Let’s not delude ourselves here – the number of sockpuppet comments about the Commission’s “plan” on LinkedIn does not make it any good – just few are willing to be as blunt about it as I was in the FT. I even know a bunch of the people responsible for drafting the “plan” and none of them are bad people, and many of them have excellent technical knowledge. But given the political constraints imposed by Member States, from state owned railways represented in CER, and that this document is non-legislative, is there any way to do better?

Perhaps more worryingly, is there even intellectual space for the Commission to have done better? CER – the main proponents of all of this all along – have the intellectual vivacity of a piece of grey cardboard. There are no NGOs I know that really care about this aspect of rail. Even I am guilty here – I wrote a sole paltry blog post about this high speed stuff, because from the off I had no hopes for it, although the idea to do something about not scrapping useable trains is in there is perhaps traceable back to one of my better ideas years ago.

So the people wanting the plan don’t know what to put in it, meaning the Commission have no intellectual framework for it, and no one lobbies the Commissioner to be more ambitious or more concrete. If you wanted a plan for European High Speed Rail, well, I wouldn’t start from here!

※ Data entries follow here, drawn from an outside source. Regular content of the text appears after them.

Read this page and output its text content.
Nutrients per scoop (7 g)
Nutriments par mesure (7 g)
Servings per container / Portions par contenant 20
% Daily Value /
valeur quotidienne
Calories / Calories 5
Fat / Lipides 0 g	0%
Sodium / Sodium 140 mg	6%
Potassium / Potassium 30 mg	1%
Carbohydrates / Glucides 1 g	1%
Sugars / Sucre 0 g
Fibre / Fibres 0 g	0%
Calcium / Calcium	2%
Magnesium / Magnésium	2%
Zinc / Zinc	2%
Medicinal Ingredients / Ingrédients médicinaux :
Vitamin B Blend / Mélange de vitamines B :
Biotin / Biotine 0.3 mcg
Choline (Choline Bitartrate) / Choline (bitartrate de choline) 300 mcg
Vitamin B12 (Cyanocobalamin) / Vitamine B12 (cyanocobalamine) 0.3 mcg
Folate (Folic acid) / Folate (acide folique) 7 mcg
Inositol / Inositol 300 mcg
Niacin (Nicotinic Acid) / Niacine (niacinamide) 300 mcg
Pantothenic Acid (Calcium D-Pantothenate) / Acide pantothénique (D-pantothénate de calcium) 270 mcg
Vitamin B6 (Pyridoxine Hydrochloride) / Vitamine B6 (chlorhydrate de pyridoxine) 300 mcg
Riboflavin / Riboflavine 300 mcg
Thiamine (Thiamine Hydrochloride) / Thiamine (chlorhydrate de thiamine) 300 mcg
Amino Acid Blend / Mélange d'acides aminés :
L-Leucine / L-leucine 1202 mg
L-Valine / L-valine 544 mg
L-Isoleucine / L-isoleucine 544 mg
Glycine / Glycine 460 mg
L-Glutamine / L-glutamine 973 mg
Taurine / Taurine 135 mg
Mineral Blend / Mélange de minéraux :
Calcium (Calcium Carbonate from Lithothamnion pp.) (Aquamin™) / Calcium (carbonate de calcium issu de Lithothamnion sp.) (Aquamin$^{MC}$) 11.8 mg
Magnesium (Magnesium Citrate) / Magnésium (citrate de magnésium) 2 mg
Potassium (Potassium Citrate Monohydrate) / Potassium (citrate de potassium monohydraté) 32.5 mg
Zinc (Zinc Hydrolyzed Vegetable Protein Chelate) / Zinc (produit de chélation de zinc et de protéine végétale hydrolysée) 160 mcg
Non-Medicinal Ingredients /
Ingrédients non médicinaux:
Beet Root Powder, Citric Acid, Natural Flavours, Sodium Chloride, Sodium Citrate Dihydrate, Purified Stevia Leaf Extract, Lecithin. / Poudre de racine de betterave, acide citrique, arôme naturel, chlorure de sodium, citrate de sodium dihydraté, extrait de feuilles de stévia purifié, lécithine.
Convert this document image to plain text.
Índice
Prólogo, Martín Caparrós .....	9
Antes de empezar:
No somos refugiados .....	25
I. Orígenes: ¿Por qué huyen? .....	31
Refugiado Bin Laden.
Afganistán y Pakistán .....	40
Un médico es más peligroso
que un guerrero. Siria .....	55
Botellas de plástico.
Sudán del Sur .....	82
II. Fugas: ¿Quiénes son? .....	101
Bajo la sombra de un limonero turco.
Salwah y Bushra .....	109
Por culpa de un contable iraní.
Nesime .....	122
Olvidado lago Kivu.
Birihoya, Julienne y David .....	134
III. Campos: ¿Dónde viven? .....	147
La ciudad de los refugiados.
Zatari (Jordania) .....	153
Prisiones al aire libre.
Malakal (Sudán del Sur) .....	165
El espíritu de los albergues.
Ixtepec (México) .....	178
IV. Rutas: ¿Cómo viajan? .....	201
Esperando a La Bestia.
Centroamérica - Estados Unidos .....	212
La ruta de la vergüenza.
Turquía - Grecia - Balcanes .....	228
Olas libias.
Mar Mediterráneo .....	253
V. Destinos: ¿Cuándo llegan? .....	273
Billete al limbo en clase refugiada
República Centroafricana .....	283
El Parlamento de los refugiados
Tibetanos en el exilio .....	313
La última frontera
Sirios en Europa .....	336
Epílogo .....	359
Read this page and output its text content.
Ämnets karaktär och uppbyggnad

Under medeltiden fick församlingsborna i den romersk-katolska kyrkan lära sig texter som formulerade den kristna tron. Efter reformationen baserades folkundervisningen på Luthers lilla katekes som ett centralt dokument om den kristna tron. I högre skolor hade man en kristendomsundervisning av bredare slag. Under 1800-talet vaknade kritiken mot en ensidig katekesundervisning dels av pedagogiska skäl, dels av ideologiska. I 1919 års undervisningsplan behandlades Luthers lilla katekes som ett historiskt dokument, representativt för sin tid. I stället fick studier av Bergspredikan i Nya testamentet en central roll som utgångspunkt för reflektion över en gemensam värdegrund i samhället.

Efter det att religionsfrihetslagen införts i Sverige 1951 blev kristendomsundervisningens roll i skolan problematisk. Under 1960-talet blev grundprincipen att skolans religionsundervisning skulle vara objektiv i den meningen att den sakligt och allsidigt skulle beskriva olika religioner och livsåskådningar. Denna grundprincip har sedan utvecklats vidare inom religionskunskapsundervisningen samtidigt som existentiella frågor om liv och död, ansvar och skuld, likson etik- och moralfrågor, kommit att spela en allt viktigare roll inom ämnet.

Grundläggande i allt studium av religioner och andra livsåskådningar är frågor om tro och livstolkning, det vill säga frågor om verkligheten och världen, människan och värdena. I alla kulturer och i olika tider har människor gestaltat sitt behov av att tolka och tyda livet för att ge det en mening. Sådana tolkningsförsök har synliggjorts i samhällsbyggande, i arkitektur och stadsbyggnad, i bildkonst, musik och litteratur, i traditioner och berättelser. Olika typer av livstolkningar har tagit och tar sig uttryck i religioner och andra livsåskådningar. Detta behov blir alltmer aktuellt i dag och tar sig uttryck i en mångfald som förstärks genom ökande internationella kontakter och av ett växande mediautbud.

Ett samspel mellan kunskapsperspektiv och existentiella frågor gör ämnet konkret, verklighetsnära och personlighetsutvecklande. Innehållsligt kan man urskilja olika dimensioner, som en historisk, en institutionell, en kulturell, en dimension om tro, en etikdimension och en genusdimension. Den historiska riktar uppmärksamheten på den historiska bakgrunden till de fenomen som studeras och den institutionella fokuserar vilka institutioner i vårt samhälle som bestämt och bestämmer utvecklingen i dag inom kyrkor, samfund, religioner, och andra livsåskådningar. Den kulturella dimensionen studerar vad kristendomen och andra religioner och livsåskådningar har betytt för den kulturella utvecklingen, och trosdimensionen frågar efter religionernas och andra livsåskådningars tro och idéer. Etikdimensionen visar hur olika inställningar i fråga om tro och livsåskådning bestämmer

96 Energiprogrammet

What do we do about this? I don’t know. But at least if you’re one of the people who feels in the firing line of my critique in the past week, trust me this isn’t personal. This isn’t you, it’s a systematic problem – we have no intellectual space for big but implementable ideas about railways.

 

* – it’s my version of the tourist in the Irish countryside joke, background here.

2 Comments

  1. Justus Römeth

    This reinforces my idea that we need a publicly-funded think-tank for transport (and, arguably, urbanism).